The strategy entails that companies which have set up manufacturing plants after allocation of coal blocks may be allowed to continue in accordance with the mining lease entered into with the state governments.
Alternatively, where the mining operations have actually started, the same may be allowed to continue and in those cases where approvals/licenses have been granted or either the mining plan is yet to be approved or the mining lease is yet to be entered, a committee may be constituted to examine on a case-to-case basis and the committee shall recommend whether or not the allocation is to be sustained or cancelled.
"An extreme step, such as en-masse cancellation of allocations shall adversely impact the legitimate interest of investors who participated in good faith in processes laid out over an extended period by the governments of the day, of course, in cases of proven mala fide, the law must take its own course," Assocham said.
"The cancellation of coal blocks will severely shake the confidence of domestic and foreign investors, loans from banks and financial institutions to the extent of Rs 3 lakh crore will become non-performing assets (NPAs) and estimated investment of Rs four lakh crore will be threatened," it added.

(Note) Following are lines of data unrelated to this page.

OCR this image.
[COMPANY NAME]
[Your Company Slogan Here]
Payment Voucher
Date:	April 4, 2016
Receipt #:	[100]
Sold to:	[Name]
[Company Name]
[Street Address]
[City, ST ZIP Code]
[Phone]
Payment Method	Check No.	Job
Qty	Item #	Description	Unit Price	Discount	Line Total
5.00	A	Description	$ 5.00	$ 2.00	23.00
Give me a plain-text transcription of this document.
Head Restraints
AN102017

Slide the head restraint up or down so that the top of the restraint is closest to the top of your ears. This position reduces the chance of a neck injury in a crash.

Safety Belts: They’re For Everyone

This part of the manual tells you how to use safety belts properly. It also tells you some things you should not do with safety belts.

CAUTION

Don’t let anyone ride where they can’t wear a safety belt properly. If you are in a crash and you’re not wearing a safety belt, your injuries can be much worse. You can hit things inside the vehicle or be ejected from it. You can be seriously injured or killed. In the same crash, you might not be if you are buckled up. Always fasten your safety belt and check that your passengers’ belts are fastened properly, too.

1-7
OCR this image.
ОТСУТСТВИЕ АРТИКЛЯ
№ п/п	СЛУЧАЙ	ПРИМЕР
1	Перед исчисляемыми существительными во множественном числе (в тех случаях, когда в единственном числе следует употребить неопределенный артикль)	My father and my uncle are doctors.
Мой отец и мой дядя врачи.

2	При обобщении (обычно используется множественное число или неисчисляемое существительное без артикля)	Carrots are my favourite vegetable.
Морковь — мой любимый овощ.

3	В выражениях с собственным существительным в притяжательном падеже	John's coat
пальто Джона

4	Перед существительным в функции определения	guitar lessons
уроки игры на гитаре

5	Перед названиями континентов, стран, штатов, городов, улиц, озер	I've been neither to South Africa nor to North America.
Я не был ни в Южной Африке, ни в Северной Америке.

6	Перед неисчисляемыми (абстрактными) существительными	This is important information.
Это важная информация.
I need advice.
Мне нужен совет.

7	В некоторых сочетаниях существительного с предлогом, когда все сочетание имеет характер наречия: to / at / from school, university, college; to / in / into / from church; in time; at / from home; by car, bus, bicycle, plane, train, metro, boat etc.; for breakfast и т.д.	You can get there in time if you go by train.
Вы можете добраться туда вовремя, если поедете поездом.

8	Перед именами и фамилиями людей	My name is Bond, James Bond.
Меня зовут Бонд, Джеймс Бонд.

The Supreme Court recently held that all coal block allocations made since 1993 till 2010 have been done in an illegal manner by an "ad-hoc and casual" approach "without application of mind".
The apex court said that further hearing was needed to determine the consequences for which it would hear the matter on September 1.
"This will not only avoid undue hardship to the mine operators but also protect the interest of the lenders and the public at large as absence of coal shall directly affect the production of steel, cement and power, all of which are drivers of the economy," the chamber said.